Assuming without loss of geenrality that $y_1 < y_2$ we get the following result: $$\begin{aligned}\eta_1 &= \frac{a_{12}(y_2-\psi_1)}{a_{11}(\psi_1-y_1) + a_{12}(y_2-\psi_1)}, \\ \eta_2 &= \frac{a_{11}(\psi_1-y_1)}{a_{11}(\psi_1-y_1) + a_{12}(y_2-\psi_1)}. \end{aligned}$$

$\eta$'s must be nonnegative, so this implies that either of the following two conditions must hold:

• $a_{12}(y_2-\psi_1) \geq 0$, $a_{11}(\psi_1-y_1) \geq 0$, and $a_{11}(\psi_1-y_1) + a_{12}(y_2-\psi_1) \geq 0 ;$

• $a_{12}(y_2-\psi_1) \leq 0$, $a_{11}(\psi_1-y_1) \leq 0$, and $a_{11}(\psi_1-y_1) + a_{12}(y_2-\psi_1) \leq 0 ;$

which due to the constraints on $a_{ij}$'s lead to the equivalent conditions:

• $y_1 \leq \psi_1 \leq y_2$ and $a_{11}(\psi_1 - y_1) + a_{12}(y_2-\psi_1) \geq 0$;

• $y_2 \leq \psi_1 \leq y_1$ and $a_{11}(\psi_1 - y_1) + a_{12}(y_2-\psi_1) \leq 0$.

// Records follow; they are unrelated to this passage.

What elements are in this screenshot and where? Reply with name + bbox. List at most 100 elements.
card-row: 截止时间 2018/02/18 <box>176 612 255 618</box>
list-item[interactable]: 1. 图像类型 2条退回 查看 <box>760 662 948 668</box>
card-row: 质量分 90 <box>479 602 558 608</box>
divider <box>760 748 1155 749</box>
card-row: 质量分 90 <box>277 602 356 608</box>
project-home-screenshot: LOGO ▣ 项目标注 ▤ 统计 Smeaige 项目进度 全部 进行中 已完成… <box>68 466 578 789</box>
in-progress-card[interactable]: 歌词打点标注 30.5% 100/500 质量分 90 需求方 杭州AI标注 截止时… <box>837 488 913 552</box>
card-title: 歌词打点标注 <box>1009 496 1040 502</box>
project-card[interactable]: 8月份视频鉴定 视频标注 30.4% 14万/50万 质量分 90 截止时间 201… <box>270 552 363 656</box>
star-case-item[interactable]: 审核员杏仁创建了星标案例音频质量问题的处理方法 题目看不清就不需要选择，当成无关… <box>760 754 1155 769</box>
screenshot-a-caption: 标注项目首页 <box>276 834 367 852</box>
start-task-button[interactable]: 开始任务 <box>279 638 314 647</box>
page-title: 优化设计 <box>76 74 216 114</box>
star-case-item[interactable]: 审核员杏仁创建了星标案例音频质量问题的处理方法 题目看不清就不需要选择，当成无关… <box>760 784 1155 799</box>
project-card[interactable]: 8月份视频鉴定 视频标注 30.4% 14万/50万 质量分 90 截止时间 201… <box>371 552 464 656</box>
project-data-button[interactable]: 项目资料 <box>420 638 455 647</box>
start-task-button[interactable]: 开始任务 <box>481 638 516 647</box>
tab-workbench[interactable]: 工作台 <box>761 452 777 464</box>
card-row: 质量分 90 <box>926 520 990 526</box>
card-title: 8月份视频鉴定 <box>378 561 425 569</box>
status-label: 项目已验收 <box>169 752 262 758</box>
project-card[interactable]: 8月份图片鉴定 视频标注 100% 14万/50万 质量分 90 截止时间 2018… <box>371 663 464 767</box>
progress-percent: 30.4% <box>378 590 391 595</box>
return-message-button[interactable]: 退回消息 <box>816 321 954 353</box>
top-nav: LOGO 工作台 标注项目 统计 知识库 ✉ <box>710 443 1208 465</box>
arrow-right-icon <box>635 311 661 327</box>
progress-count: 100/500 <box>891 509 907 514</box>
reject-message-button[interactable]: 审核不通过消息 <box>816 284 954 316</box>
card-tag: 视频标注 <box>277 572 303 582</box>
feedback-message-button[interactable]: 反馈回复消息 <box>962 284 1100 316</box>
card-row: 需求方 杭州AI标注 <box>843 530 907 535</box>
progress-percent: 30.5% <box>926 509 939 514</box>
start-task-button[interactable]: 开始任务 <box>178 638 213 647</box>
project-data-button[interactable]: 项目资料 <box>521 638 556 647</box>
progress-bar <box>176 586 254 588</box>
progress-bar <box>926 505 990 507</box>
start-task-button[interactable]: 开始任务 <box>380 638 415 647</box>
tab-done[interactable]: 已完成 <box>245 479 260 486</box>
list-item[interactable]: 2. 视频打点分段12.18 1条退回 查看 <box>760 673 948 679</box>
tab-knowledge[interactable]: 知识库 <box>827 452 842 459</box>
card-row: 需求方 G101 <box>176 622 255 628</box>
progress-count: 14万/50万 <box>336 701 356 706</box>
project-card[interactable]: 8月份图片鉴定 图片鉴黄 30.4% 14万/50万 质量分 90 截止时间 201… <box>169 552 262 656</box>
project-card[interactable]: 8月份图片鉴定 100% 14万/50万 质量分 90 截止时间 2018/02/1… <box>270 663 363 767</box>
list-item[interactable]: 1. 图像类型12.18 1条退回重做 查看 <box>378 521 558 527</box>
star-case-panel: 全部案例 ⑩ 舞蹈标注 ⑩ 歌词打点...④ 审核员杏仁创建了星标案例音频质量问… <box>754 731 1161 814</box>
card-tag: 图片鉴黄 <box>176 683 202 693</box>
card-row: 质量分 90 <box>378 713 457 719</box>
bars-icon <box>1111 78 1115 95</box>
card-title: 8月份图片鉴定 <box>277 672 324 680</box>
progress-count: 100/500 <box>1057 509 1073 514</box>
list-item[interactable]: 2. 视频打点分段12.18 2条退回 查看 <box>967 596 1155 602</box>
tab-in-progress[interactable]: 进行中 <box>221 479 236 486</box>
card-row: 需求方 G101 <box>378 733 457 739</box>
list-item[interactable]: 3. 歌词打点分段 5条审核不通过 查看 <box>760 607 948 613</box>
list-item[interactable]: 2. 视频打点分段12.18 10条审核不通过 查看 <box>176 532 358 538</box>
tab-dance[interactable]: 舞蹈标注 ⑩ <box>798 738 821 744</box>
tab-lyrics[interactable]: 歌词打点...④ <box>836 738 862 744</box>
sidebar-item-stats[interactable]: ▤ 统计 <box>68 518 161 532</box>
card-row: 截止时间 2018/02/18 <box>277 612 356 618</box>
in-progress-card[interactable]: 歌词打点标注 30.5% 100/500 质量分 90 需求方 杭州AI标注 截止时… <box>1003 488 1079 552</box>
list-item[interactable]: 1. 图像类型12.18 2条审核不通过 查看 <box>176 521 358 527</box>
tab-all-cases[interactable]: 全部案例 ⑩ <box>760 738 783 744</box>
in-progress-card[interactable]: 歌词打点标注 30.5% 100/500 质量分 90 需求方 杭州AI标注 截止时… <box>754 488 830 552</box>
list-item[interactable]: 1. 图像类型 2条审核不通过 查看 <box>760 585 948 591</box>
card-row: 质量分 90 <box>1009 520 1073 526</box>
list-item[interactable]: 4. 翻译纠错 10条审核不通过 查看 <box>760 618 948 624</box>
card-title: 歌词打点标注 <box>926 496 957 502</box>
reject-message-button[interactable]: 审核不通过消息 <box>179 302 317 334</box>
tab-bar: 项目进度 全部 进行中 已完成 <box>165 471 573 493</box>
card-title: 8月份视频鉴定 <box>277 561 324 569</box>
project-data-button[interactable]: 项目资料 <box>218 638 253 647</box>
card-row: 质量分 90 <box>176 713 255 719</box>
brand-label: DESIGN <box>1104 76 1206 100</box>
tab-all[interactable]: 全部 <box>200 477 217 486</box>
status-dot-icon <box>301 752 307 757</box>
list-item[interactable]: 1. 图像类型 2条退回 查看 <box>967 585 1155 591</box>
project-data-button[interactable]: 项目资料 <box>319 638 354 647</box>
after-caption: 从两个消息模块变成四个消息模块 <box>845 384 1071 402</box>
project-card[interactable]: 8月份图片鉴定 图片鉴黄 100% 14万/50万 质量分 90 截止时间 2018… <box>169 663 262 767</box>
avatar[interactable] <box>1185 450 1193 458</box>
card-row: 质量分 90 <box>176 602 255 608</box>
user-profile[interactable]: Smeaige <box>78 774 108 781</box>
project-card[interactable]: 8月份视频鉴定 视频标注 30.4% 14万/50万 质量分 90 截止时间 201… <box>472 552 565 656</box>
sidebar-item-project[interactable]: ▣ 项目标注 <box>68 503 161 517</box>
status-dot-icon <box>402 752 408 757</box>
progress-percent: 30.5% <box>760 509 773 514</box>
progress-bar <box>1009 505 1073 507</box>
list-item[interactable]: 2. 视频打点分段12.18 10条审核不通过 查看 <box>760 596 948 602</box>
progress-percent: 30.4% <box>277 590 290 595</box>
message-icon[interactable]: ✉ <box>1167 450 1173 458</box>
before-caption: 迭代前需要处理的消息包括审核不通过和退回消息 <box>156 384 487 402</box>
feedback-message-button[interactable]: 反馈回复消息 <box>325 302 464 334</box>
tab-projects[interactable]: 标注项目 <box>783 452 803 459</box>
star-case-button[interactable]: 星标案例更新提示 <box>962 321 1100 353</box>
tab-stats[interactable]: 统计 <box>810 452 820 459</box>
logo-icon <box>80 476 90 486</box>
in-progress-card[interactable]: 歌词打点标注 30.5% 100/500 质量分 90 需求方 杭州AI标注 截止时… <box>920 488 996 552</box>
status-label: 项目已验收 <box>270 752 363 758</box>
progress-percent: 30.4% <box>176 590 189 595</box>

And now it is easily seen that the first case occurs when $y_1 \leq \psi_1 \leq y_2$ and the second case cannot occur, since $y_2 > y_1$. If this solution does not satisfy the "deleted" equation, then there is no solution. But if it does, then the solution is unique.